Reputation: 1462
I want to generate ngram
keywords from a vector, given a specific string.
For example, let's say I would need bigram
, for each element of the vector I want to extract relevant bigrams and concatenate all the bigrams which has the keyword ncd
.
have <- c('add the ncd mse to the website', 'setup new ncd staffs on t&ta for wireless. all new ncd should go to horizon', 'map out current ncd post locations on 1st, 2nd floors')
want_bigram <- c('the ncd | ncd mse', 'new ncd | ncd staffs | new ncd |ncd should', 'current ncd | ncd post')
Thank you
Upvotes: 0
Views: 221
Reputation: 388982
Using str_extract_all
you can extract strings with with one word before and after 'ncd' and combine them with mapply
.
library(stringr)
mapply(function(x, y) paste(c(x, y), collapse = ' | '),
str_extract_all(have, '(\\w+ ncd)'), str_extract_all(have, '(ncd \\w+)'))
#[1] "the ncd | ncd mse"
#[2] "new ncd | new ncd | ncd staffs | ncd should"

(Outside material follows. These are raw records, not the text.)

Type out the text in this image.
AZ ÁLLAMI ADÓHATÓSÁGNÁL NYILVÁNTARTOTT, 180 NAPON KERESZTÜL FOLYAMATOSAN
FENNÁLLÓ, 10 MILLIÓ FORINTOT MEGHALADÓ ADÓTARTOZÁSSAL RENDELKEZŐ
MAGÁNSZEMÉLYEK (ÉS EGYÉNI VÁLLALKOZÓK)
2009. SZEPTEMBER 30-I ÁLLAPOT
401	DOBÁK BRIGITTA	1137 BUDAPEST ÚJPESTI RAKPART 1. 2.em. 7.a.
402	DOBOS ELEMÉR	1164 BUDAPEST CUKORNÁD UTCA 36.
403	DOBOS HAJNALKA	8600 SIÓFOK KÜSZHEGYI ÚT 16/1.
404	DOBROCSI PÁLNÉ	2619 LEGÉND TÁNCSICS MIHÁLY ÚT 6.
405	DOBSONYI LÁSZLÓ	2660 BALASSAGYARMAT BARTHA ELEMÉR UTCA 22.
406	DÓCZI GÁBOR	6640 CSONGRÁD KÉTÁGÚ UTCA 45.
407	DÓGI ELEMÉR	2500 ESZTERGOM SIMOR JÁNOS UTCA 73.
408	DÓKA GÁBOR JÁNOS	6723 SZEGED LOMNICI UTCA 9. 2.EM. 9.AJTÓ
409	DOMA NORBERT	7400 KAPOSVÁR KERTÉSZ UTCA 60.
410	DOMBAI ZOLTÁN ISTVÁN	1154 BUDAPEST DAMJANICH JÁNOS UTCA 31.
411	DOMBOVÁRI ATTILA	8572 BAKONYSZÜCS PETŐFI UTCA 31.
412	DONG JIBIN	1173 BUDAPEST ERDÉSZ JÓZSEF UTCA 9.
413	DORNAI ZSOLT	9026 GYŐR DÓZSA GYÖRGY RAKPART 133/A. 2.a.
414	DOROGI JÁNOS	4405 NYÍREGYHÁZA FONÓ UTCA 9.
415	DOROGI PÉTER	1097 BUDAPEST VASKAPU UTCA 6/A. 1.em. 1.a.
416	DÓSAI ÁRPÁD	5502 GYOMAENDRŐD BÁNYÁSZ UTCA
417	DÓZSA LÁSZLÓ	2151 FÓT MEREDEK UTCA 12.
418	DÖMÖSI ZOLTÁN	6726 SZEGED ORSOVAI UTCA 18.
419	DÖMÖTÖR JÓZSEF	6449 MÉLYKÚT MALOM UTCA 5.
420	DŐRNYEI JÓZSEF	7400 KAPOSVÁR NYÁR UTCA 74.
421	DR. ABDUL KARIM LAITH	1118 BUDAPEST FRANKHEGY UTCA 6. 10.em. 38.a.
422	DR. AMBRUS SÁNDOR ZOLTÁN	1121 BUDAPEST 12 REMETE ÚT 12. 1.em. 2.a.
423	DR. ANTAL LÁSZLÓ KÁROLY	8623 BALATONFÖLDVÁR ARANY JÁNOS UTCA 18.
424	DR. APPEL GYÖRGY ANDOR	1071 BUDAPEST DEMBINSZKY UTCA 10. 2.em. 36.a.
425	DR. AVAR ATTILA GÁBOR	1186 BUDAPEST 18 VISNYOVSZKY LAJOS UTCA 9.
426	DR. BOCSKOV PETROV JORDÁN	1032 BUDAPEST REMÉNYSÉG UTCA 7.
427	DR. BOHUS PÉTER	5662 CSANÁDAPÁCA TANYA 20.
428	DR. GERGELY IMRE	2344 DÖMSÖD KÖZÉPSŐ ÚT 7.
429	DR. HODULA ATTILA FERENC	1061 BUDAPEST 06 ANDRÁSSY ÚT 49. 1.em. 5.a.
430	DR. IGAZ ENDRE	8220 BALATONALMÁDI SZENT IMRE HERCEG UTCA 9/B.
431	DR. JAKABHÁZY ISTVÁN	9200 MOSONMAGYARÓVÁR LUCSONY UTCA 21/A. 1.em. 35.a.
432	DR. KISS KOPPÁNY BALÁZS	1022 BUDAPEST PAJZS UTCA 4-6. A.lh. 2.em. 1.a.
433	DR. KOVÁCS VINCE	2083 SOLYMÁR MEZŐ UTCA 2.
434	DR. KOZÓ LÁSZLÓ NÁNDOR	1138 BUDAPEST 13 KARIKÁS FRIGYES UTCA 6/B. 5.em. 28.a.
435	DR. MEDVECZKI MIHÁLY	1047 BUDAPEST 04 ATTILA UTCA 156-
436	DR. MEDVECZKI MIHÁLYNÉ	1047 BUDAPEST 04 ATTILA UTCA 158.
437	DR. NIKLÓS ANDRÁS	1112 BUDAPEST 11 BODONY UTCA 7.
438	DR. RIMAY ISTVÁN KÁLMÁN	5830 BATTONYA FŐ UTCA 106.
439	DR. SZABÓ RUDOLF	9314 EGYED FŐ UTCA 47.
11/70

#[3] "current ncd | ncd post"
Upvotes: 1
Reputation: 1137
You can do this with the tidytext
library.
library(tidytext)
want <- have %>%
as_tibble() %>%
mutate(row = row_number()) %>%
unnest_tokens(bigrams, value, token = "ngrams", n = 2) %>%
filter(str_detect(bigrams, "ncd")) %>%
group_by(row) %>%
summarize(text = paste0(bigrams, collapse = " | ")) %>%
pull(text)
Output:
> want
[1] "the ncd | ncd mse"
[2] "new ncd | ncd staffs | new ncd | ncd should"
[3] "current ncd | ncd post"
Upvotes: 1